My current job involves a lot of problems solving, design, CAD, data analysis and applied science. When I explain it to my family, I say that I design and test prototypes as part of the process towards commercialisation.

Specifically, my job involves working with other engineers and research scientists to develop nitrate sensors and GreenTech solutions to mitigate methane and carbon dioxide, which are both greenhouse gasses.

How did you get to have this job?

In 2018 I started studying mechanical engineering at the University of Canterbury. As part of my degree I had to undertake 400 hours of both practical and professional work. I did my practical work at the aluminium smelter near Invercargill after my first and second years of study.

In my third year I applied for a few internships and landed one working here at Lincoln Agritech, with Dave Rankin. My internship involved sourcing and trying to make a fibre optic coupler for the HydroMetrics surface water nitrate sensor. In reality I ended up involved in several parts of the development, including optical analyses of the wethead and spectrometer using CAD and ray tracing, baffle design for the spectrometer and even some data analysis regarding the lifetime of the GW50 flash.

During my fourth year Dave, who was now head of the new GreenTech team, offered me a job working as an R&D engineer on both the nitrate sensors and GreenTech projects. I really enjoyed my internship and so went for some interviews and landed the job working here as an engineer.
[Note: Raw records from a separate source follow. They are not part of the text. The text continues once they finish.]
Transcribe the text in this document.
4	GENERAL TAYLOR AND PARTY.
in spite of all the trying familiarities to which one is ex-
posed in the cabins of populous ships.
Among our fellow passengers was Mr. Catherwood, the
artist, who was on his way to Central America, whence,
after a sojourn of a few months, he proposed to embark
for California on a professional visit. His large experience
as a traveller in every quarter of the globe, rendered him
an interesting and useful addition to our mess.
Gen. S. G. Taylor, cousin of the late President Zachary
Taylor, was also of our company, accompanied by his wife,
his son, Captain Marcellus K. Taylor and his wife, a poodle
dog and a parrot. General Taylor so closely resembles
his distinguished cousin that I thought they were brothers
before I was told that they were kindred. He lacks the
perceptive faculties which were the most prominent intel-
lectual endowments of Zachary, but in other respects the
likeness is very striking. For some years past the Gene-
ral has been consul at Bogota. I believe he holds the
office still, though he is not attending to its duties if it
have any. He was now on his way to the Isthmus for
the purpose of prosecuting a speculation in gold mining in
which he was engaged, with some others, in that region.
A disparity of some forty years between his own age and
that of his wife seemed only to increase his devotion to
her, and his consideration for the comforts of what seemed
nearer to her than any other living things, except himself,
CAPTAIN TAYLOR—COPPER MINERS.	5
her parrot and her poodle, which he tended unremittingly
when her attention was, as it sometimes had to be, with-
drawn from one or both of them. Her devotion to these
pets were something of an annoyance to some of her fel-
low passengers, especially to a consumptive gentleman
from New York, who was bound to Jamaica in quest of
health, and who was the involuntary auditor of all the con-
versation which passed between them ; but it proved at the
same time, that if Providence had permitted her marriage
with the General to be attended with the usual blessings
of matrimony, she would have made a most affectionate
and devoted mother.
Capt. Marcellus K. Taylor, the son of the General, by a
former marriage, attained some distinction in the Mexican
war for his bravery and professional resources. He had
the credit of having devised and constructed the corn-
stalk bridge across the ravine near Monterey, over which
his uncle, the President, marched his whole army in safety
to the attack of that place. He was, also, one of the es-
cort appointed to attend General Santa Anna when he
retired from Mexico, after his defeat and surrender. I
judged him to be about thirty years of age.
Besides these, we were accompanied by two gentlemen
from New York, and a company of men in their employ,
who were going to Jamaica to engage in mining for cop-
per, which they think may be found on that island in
My days vary quite a lot. They usually involve some combination of designing or sourcing parts for the nitrate sensors or GreenTech, assembling parts and test rigs, running experiments to test the performance of the nitrate sensors, and analysing data from lab tests or from sensors out in the field.

I enjoy the variety that my job brings, as it keeps things interesting. I enjoy the nature of prototyping work as there can be interesting problems to work through as part of development. I also enjoy the team here at Lincoln Agritech.

What motivates you?

I’m motivated by seeing incremental improvements to the world around us in terms of quality of life. That’s partly why GreenTech is an appealing field. If I could change one thing about the world, it would be greater acceptance and cooperation worldwide for people of varying race, sexuality, gender and religious/non-religious identities.